COVID-19’s surge in Texas prompted Texas Governor Greg Abbott to pause the reopening process and resume an elective surgery ban in an attempt to reserve hospital space for those suffering from COVID-19.
Texas’s elective surgery ban targets and initially affected only four counties, which, it turns out, are also the four most populous cities in the state, Houston, San Antonio, Dallas, and Austin. It does not yet include neighboring counties that encompass suburban or neighboring cities, such as Fort Worth. The ban was expanded on June 30 to include four additional counties in South Texas for the cities of Corpus Christi, Brownsville, McAllen, and Laredo.
OTW spoke to a couple of surgeons from the Texas Back Institute (TBI), which has an affected facility in the city of Dallas, as well as other locations in the Dallas area to get a sense for how the ban is affecting their operations.
Jack Zigler, M.D. talked about the earlier ban that was initially lifted in May, indicating that TBI still had a backlog of cases. During the first ban some patients showed progression and more severe symptoms, such as bowel or bladder control issues, and were brought in for emergency surgery. TBI made an effort to reduce the risk to patients and staff by implementing many social distancing and personal protective equipment requirements. Telemedicine was used extensively to continually monitor patients whose procedures had been postponed.

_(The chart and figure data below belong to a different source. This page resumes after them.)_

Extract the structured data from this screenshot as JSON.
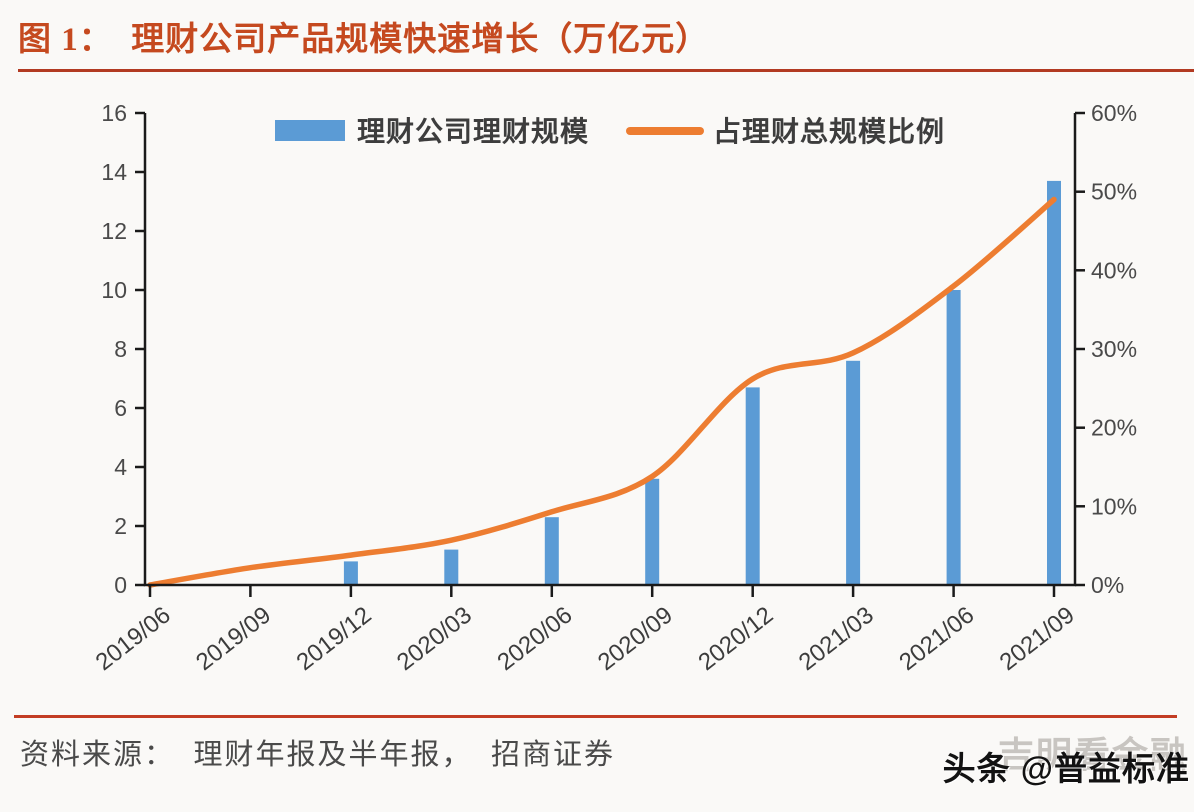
{
  "page": {
    "title": "图 1：  理财公司产品规模快速增长（万亿元）",
    "source_note": "资料来源：  理财年报及半年报，  招商证券",
    "watermark_faint": "吉明看金融",
    "watermark_main": "头条 @普益标准"
  },
  "colors": {
    "title_red": "#C5491F",
    "title_rule_red": "#B23A22",
    "footer_rule_red": "#C33D24",
    "bar_blue": "#5B9BD5",
    "line_orange": "#ED7D31",
    "axis_black": "#1A1A1A",
    "tick_label_gray": "#4A4A4A",
    "background": "#FAF9F7"
  },
  "chart_data": {
    "type": "bar+line",
    "title": "理财公司产品规模快速增长（万亿元）",
    "categories": [
      "2019/06",
      "2019/09",
      "2019/12",
      "2020/03",
      "2020/06",
      "2020/09",
      "2020/12",
      "2021/03",
      "2021/06",
      "2021/09"
    ],
    "series": [
      {
        "name": "理财公司理财规模",
        "type": "bar",
        "axis": "left",
        "color": "#5B9BD5",
        "values": [
          0,
          0,
          0.8,
          1.2,
          2.3,
          3.6,
          6.7,
          7.6,
          10.0,
          13.7
        ]
      },
      {
        "name": "占理财总规模比例",
        "type": "line",
        "axis": "right",
        "color": "#ED7D31",
        "values": [
          0,
          2.2,
          3.8,
          5.7,
          9.3,
          13.8,
          26.2,
          29.5,
          38.0,
          49.0
        ]
      }
    ],
    "left_axis": {
      "min": 0,
      "max": 16,
      "step": 2,
      "tick_labels": [
        "0",
        "2",
        "4",
        "6",
        "8",
        "10",
        "12",
        "14",
        "16"
      ]
    },
    "right_axis": {
      "min": 0,
      "max": 60,
      "step": 10,
      "tick_labels": [
        "0%",
        "10%",
        "20%",
        "30%",
        "40%",
        "50%",
        "60%"
      ]
    },
    "xlabel": "",
    "ylabel_left": "万亿元",
    "ylabel_right": "%",
    "grid": false,
    "legend_position": "top"
  }
}
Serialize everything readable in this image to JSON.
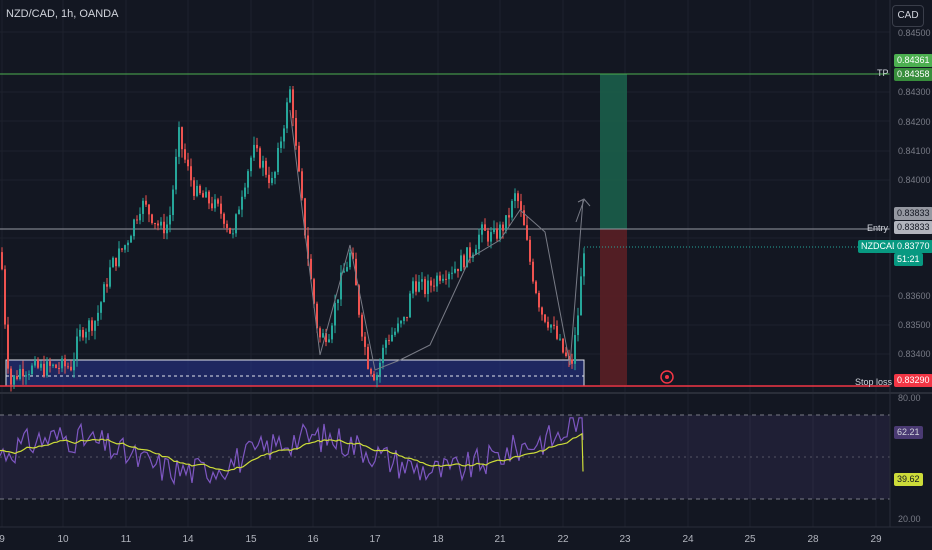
{
  "header": {
    "symbol": "NZD/CAD, 1h, OANDA",
    "currency": "CAD"
  },
  "price_axis": {
    "ticks": [
      "0.84500",
      "0.84300",
      "0.84200",
      "0.84100",
      "0.84000",
      "0.83600",
      "0.83500",
      "0.83400"
    ],
    "tp_price": "0.84361",
    "tp_price2": "0.84358",
    "entry_price": "0.83833",
    "entry_price2": "0.83833",
    "last_price": "0.83770",
    "countdown": "51:21",
    "sl_price": "0.83290",
    "symbol_badge": "NZDCAD"
  },
  "labels": {
    "tp": "TP",
    "entry": "Entry",
    "stop_loss": "Stop loss"
  },
  "rsi": {
    "upper": "80.00",
    "lower": "20.00",
    "rsi_value": "62.21",
    "ma_value": "39.62"
  },
  "time_axis": [
    "9",
    "10",
    "11",
    "14",
    "15",
    "16",
    "17",
    "18",
    "21",
    "22",
    "23",
    "24",
    "25",
    "28",
    "29"
  ],
  "colors": {
    "background": "#131722",
    "up": "#26a69a",
    "down": "#ef5350",
    "tp_line": "#4caf50",
    "sl_line": "#f23645",
    "rsi": "#7e57c2",
    "rsi_ma": "#cddc39"
  },
  "chart_data": {
    "type": "candlestick",
    "series": [
      {
        "name": "NZDCAD",
        "points": [
          {
            "t": 0,
            "c": 0.8375
          },
          {
            "t": 6,
            "c": 0.834
          },
          {
            "t": 10,
            "c": 0.833
          },
          {
            "t": 20,
            "c": 0.8335
          },
          {
            "t": 40,
            "c": 0.8335
          },
          {
            "t": 70,
            "c": 0.8336
          },
          {
            "t": 80,
            "c": 0.8348
          },
          {
            "t": 95,
            "c": 0.8352
          },
          {
            "t": 110,
            "c": 0.837
          },
          {
            "t": 125,
            "c": 0.8378
          },
          {
            "t": 140,
            "c": 0.8392
          },
          {
            "t": 150,
            "c": 0.8388
          },
          {
            "t": 160,
            "c": 0.8383
          },
          {
            "t": 168,
            "c": 0.8385
          },
          {
            "t": 178,
            "c": 0.8415
          },
          {
            "t": 185,
            "c": 0.8405
          },
          {
            "t": 195,
            "c": 0.8395
          },
          {
            "t": 210,
            "c": 0.8392
          },
          {
            "t": 222,
            "c": 0.8388
          },
          {
            "t": 232,
            "c": 0.838
          },
          {
            "t": 240,
            "c": 0.8395
          },
          {
            "t": 252,
            "c": 0.841
          },
          {
            "t": 262,
            "c": 0.8405
          },
          {
            "t": 272,
            "c": 0.8398
          },
          {
            "t": 282,
            "c": 0.8418
          },
          {
            "t": 290,
            "c": 0.8432
          },
          {
            "t": 295,
            "c": 0.841
          },
          {
            "t": 302,
            "c": 0.8388
          },
          {
            "t": 310,
            "c": 0.8365
          },
          {
            "t": 318,
            "c": 0.8345
          },
          {
            "t": 328,
            "c": 0.8348
          },
          {
            "t": 340,
            "c": 0.8365
          },
          {
            "t": 350,
            "c": 0.8375
          },
          {
            "t": 358,
            "c": 0.8355
          },
          {
            "t": 366,
            "c": 0.8338
          },
          {
            "t": 375,
            "c": 0.8332
          },
          {
            "t": 385,
            "c": 0.8345
          },
          {
            "t": 395,
            "c": 0.8348
          },
          {
            "t": 405,
            "c": 0.8352
          },
          {
            "t": 412,
            "c": 0.8365
          },
          {
            "t": 425,
            "c": 0.8362
          },
          {
            "t": 440,
            "c": 0.8368
          },
          {
            "t": 455,
            "c": 0.837
          },
          {
            "t": 470,
            "c": 0.8375
          },
          {
            "t": 480,
            "c": 0.8382
          },
          {
            "t": 492,
            "c": 0.838
          },
          {
            "t": 505,
            "c": 0.8385
          },
          {
            "t": 515,
            "c": 0.8395
          },
          {
            "t": 522,
            "c": 0.8385
          },
          {
            "t": 530,
            "c": 0.837
          },
          {
            "t": 540,
            "c": 0.8355
          },
          {
            "t": 550,
            "c": 0.835
          },
          {
            "t": 560,
            "c": 0.8342
          },
          {
            "t": 570,
            "c": 0.8335
          },
          {
            "t": 576,
            "c": 0.835
          },
          {
            "t": 583,
            "c": 0.8377
          }
        ]
      }
    ],
    "levels": {
      "tp": 0.84361,
      "entry": 0.83833,
      "stop_loss": 0.8329
    },
    "rsi_range": [
      20,
      80
    ]
  }
}
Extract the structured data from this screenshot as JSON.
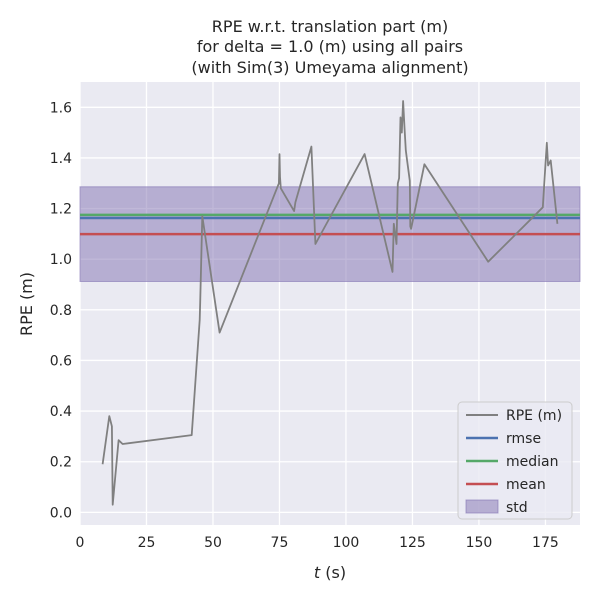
{
  "chart_data": {
    "type": "line",
    "title_lines": [
      "RPE w.r.t. translation part (m)",
      "for delta = 1.0 (m) using all pairs",
      "(with Sim(3) Umeyama alignment)"
    ],
    "xlabel_italic": "t",
    "xlabel_rest": " (s)",
    "ylabel": "RPE (m)",
    "xlim": [
      0,
      188
    ],
    "ylim": [
      -0.05,
      1.7
    ],
    "xticks": [
      0,
      25,
      50,
      75,
      100,
      125,
      150,
      175
    ],
    "yticks": [
      0.0,
      0.2,
      0.4,
      0.6,
      0.8,
      1.0,
      1.2,
      1.4,
      1.6
    ],
    "xtick_labels": [
      "0",
      "25",
      "50",
      "75",
      "100",
      "125",
      "150",
      "175"
    ],
    "ytick_labels": [
      "0.0",
      "0.2",
      "0.4",
      "0.6",
      "0.8",
      "1.0",
      "1.2",
      "1.4",
      "1.6"
    ],
    "grid": true,
    "legend_position": "lower-right",
    "series": [
      {
        "name": "RPE (m)",
        "color": "#808080",
        "x": [
          8.5,
          11,
          12,
          12.3,
          14.5,
          16,
          42,
          45,
          45.2,
          46,
          52.5,
          74.8,
          75,
          75.2,
          75.5,
          80.5,
          81,
          87,
          88.5,
          107,
          117.5,
          118,
          118.5,
          119,
          119.5,
          120,
          120.5,
          121,
          121.5,
          122,
          122.5,
          123,
          124,
          124.2,
          124.5,
          129.5,
          153.5,
          174,
          175.5,
          176,
          177,
          178,
          179.5
        ],
        "y": [
          0.19,
          0.38,
          0.34,
          0.03,
          0.285,
          0.27,
          0.305,
          0.76,
          0.83,
          1.17,
          0.71,
          1.3,
          1.415,
          1.325,
          1.28,
          1.19,
          1.225,
          1.445,
          1.06,
          1.415,
          0.95,
          1.14,
          1.1,
          1.06,
          1.3,
          1.32,
          1.56,
          1.5,
          1.625,
          1.52,
          1.43,
          1.39,
          1.31,
          1.13,
          1.12,
          1.375,
          0.99,
          1.205,
          1.46,
          1.37,
          1.39,
          1.29,
          1.14
        ]
      },
      {
        "name": "rmse",
        "color": "#4c72b0",
        "value": 1.163
      },
      {
        "name": "median",
        "color": "#55a868",
        "value": 1.175
      },
      {
        "name": "mean",
        "color": "#c44e52",
        "value": 1.099
      },
      {
        "name": "std",
        "color": "#8172b2",
        "lower": 0.912,
        "upper": 1.286
      }
    ]
  }
}
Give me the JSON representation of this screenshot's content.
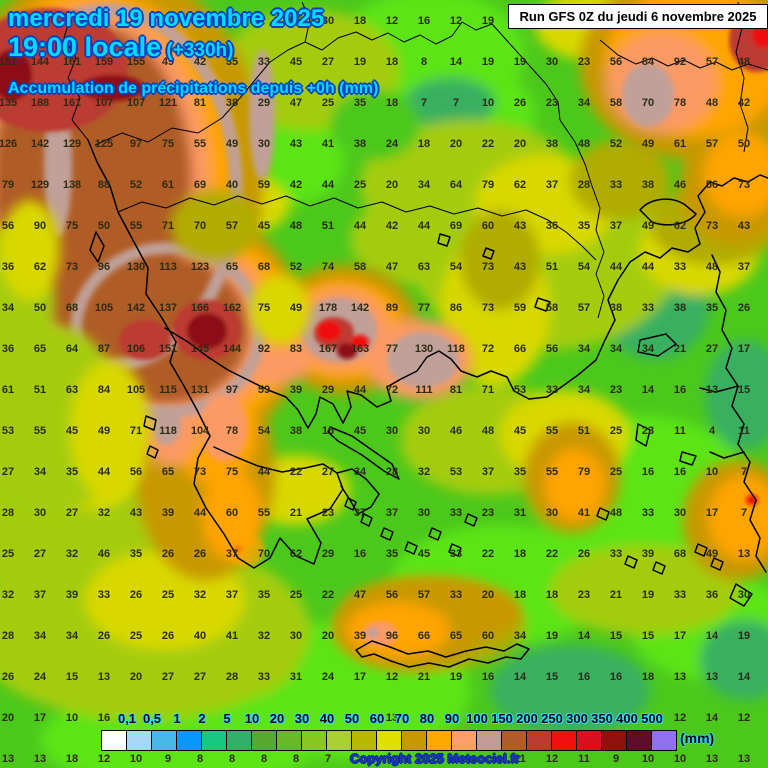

The latest ban affects only the Dallas location, and TBI surgeons with cases scheduled in Dallas hospitals are working to reschedule procedures in Plano and Frisco, according to Zigler.
Zigler is hopeful that “more appropriate restraint by the public, and better adherence to social distancing and masking, along with less unnecessary gathering, that there will be a decrease in hospitalizations and an increase in reserve capacity,” will lead a reduction in new cases and lifting of the ban. Hopefully, the announcements made by Governor Abbott will bring attention to the rising number of cases. Over the past few weeks several states have issued mandatory mask orders to help bring attention to the importance of wearing a mask to reduce the spread of COVID-19. The issue has become political with pushback in many areas.